If you believe that the metals sector will continue to see outperformance in 2011, then having a portion of your portfolio in the sector is more than beneficial to your financial health.
One of the bigger ETFs is SPDR S&P Metals and Mining ETF XME, which encompasses such stocks as Cliffs Natural Resources CLF, Massey Energy MEE.
The SPDR S&P Metals and Mining charges 35 basis points, the lowest among similar ETFs. It uses its size and scale to compete on price. It has over $1.2 billion in assets.
iShares Dow Jones US Basic Materials IYM is another ETF to consider, as it has such holdings as Freeport McMoran FCX, Newmont Mining Corporation NEM, Peabody Energy Corporation BTU and others.
iShares Dow Jones US Basic Materials IYM has a small expense ratio, compared to the other ETFs in the sector. It only charges 47 basis points.

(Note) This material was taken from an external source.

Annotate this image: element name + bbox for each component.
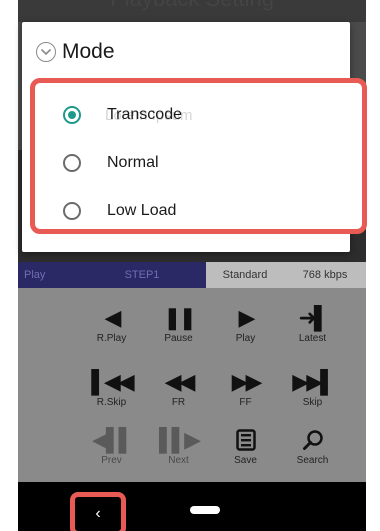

The last ETF being mentioned in this article is the largest one, Materials Select Sector SPDR Fund XLB
It's the largest ETF in the sector, with well over $2 billion under management. It holds such companies as largest holdings being Du Pont DD, Freeport-McMoRan Copper & Gold FCX, Dow Chemical DOW and others.
The fund has an expense fee of 21 basis points.
I would expect these ETFs to continue to rise over the next 6 months or so, as quantitative easing continues to weaken the dollar, and commodities and those companies associated with them, continue to rise. After 6 months is anybody's guess, because no one is sure what will happen with the Federal Reserve once QE2 is finished.
You can also look at some individual metal ETFs, if you believe a particular metal will outperform. Palladium and platinum have performed extremely well since the Fed first announced QE2, and I would expect that the first part of 2011 will be no different.
ETFs Physical Palladium Shares PALL and ETFS Physical Platinum Shares PPLT are ways to play these trends.